Megawati mengaku, saat kecil, dia suka sekali bermain dan memanjat pohon. Apabila sedang bertamu ke rumah Bung Hatta di Jalan Koningsplein Zuid Straat 13 (kini Jalan Medan Merdeka Selatan dan menjadi kantor BUMN), dia tidak bisa melakukan permainan favoritnya itu. Namun, suatu ketika, dia pernah memprovokasi Meutia, putri Bung Hatta, untuk memanjat pohon dengannya di belakang rumah Bung Hatta. Saat itu, Bung Hatta dan istrinya, Siti Rahmiati, sedang tidak di rumah.
”Kami naik pohon, rasanya sangat merdeka,” ujar Megawati sembari tertawa.
Hatta dijodohkan Bung Karno
Menurut dia, hubungan ayahnya saat menjabat sebagai Presiden Pertama RI, dengan Wapres Pertama M Hatta adalah bentuk persahabatan sejati. Di luar hubungan kerja profesional, keduanya sangat dekat secara personal. Meskipun di akhir pemerintahan, banyak perbedaan yang menyebabkan Bung Hatta mundur sebagai Wapres, hubungan keduanya tetap baik. Bahkan, Bung Karno sering berkunjung ke rumah Bung Hatta dan makan siang bersama meskipun ada perbedaan pandangan politik saat itu. Bung Karno juga tak pernah memiliki niat lagi memilih Wapres setelah Bung Hatta memutuskan mundur.

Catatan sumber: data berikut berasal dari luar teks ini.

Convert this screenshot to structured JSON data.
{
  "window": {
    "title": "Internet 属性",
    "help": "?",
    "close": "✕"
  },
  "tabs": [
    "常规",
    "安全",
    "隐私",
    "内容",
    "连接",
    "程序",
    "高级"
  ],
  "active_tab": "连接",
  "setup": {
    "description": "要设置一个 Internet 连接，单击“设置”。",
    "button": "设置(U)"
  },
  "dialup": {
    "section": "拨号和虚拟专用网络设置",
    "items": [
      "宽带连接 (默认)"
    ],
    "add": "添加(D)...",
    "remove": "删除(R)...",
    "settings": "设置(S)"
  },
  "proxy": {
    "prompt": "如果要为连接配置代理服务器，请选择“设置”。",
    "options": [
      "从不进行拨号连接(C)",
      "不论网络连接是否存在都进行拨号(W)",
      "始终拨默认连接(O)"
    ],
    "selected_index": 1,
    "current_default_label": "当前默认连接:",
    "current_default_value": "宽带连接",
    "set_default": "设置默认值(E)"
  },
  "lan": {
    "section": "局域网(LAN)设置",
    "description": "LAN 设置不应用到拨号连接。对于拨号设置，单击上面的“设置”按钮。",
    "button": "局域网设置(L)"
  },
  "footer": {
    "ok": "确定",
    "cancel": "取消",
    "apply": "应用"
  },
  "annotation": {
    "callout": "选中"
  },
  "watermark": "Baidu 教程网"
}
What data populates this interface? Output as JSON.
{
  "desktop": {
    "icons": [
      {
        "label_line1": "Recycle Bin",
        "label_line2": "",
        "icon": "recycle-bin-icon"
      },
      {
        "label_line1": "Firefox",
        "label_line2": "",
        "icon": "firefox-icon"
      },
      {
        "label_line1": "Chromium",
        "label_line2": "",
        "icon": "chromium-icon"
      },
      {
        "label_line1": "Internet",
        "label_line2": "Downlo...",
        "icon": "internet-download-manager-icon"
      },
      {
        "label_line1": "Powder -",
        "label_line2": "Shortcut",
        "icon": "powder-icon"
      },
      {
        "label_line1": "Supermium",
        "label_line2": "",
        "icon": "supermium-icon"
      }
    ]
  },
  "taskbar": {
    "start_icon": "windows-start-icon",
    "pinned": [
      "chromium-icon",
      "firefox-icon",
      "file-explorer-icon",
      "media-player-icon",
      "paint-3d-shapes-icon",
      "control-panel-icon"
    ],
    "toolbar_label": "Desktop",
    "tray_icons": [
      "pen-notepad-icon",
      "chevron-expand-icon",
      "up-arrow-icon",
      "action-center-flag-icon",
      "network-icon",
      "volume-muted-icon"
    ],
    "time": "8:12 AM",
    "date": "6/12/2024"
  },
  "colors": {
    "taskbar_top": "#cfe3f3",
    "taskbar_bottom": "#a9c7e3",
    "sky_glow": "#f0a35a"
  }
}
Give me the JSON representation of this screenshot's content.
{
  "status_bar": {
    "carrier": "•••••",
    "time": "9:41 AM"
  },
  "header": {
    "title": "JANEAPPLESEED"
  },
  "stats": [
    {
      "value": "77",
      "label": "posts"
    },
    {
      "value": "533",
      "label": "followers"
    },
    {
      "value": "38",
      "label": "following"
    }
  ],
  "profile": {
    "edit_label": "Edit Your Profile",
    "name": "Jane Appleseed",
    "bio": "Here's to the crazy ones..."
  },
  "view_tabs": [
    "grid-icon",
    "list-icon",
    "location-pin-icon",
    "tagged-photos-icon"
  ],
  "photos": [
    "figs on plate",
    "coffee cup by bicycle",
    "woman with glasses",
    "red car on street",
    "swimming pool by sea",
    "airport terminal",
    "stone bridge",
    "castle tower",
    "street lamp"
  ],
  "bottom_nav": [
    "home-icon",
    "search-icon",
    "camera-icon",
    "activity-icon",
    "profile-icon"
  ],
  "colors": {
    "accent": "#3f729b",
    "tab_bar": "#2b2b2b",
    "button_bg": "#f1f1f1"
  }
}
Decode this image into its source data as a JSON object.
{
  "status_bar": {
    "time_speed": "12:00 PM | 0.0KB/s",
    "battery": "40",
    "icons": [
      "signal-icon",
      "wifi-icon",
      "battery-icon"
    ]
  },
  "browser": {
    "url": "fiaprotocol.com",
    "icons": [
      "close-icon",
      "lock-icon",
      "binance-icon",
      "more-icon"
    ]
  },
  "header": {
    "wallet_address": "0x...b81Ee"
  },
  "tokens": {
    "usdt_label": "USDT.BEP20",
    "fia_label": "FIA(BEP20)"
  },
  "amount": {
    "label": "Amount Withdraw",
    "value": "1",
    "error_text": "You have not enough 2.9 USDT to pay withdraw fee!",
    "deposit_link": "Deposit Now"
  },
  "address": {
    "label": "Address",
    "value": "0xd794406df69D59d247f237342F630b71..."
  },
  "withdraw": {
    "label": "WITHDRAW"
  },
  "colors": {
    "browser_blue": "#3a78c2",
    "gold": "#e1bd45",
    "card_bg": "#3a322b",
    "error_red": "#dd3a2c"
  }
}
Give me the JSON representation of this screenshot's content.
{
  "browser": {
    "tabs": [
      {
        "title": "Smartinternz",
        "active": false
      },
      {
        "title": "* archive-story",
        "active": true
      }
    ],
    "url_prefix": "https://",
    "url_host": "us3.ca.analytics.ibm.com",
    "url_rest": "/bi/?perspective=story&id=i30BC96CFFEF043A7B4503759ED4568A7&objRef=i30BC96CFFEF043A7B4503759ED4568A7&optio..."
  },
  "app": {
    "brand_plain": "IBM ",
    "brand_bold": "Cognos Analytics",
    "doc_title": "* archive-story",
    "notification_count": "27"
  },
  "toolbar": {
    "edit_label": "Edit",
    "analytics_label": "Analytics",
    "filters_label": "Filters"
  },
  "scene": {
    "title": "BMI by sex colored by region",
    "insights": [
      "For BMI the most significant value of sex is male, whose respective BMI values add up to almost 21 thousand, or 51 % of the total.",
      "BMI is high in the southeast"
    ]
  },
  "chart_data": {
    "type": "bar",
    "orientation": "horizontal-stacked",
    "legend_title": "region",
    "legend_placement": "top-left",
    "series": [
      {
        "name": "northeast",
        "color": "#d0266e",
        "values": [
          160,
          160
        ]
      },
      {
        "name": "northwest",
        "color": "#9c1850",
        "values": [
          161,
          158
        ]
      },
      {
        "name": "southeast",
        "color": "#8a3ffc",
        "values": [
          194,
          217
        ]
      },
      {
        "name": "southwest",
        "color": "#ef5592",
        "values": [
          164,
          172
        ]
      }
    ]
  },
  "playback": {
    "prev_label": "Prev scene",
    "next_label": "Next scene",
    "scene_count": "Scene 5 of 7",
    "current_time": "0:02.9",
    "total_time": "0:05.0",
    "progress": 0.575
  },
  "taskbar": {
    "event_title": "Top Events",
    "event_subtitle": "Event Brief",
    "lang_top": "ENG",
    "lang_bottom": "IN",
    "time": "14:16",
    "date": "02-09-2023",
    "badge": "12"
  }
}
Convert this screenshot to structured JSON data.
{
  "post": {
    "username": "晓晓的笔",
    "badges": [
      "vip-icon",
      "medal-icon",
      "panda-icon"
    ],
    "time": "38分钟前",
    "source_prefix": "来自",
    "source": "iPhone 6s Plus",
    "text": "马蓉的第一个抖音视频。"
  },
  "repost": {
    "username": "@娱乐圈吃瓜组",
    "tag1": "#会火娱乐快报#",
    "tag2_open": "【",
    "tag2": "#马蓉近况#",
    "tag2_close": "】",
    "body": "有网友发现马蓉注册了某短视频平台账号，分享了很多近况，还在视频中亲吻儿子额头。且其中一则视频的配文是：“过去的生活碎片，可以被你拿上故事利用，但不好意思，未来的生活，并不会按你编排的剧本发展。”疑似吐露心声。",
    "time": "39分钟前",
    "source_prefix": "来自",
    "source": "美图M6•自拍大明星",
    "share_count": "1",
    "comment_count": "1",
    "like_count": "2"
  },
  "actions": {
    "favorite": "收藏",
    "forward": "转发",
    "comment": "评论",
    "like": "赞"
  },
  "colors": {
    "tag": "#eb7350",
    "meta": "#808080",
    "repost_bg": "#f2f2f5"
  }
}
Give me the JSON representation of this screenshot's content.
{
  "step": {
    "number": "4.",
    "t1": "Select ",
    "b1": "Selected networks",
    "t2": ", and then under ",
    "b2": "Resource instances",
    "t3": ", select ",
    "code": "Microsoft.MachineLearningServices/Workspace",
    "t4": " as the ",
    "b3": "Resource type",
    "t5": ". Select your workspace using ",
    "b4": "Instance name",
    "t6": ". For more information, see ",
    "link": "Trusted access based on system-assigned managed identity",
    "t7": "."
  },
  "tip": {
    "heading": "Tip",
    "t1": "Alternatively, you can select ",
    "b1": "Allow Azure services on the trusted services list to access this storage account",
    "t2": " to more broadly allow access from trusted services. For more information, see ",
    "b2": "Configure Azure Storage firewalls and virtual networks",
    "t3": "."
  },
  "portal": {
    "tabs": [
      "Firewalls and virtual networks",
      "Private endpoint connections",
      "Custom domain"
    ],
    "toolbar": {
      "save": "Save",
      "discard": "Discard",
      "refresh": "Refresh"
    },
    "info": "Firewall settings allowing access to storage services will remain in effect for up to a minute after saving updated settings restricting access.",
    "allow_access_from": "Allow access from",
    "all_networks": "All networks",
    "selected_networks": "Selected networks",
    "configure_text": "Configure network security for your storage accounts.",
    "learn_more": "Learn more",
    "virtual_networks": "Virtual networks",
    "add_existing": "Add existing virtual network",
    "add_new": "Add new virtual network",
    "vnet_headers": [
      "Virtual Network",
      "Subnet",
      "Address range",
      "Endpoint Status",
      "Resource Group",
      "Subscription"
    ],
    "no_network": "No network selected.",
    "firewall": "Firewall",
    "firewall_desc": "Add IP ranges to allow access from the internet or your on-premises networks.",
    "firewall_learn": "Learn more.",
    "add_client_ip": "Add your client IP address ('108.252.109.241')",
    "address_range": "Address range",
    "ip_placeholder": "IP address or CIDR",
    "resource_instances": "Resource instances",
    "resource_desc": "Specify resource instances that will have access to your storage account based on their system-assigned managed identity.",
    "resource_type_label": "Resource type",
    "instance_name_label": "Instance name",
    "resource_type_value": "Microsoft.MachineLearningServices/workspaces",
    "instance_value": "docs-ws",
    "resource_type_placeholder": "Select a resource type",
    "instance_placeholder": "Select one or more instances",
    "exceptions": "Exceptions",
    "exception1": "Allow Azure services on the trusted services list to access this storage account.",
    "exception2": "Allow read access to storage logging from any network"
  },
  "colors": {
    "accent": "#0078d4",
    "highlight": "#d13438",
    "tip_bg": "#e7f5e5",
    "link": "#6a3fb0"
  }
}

”Tapi coba pikir, kenapa setelah itu bapak saya tak mau ada wakil presiden lagi? Karena dia tak mau ada wakil lagi. Tetapi cuma Pak Hatta. Itu persahabatan yang benar-benar sejati,” kata Megawati.
Meutia Hatta menyampaikan, walaupun gaya dan kepribadiannya berbeda, pikiran Bung Karno dan Bung Hatta sama untuk bangsa Indonesia. Mereka bukan hanya sahabat seperjuangan, melainkan juga dekat dalam hati. Bahkan, kata Meutia, sejak lahir anak-anak Bung Hatta sudah dekat dan selalu bersama-sama dengan keluarga Bung Karno.
Meutia menceritakan, saat dia lahir, Bung Karnolah yang menanam ari-ari di belakang rumahnya di Yogyakarta. Kakek-nenek Meutia adalah orang Jawa yang masih memercayai bahwa ari-ari harus ditanam oleh bapaknya. Namun, saat itu Bung Hatta harus pergi mengikuti sidang kabinet. Sekeluarga sempat panik, kemudian, Bung Karno mengusulkan dia yang akan menanam ari-ari tersebut.
”Bung Karno adalah pakdhe saya, karena beliau yang menanam ari-ari saya di belakang rumah sesuai tradisi Jawa yang dipercayai kakek dan nenek saya. Ini adalah bentuk-bentuk kedekatan hati yang tidak akan pernah terlupakan,” kata Meutia.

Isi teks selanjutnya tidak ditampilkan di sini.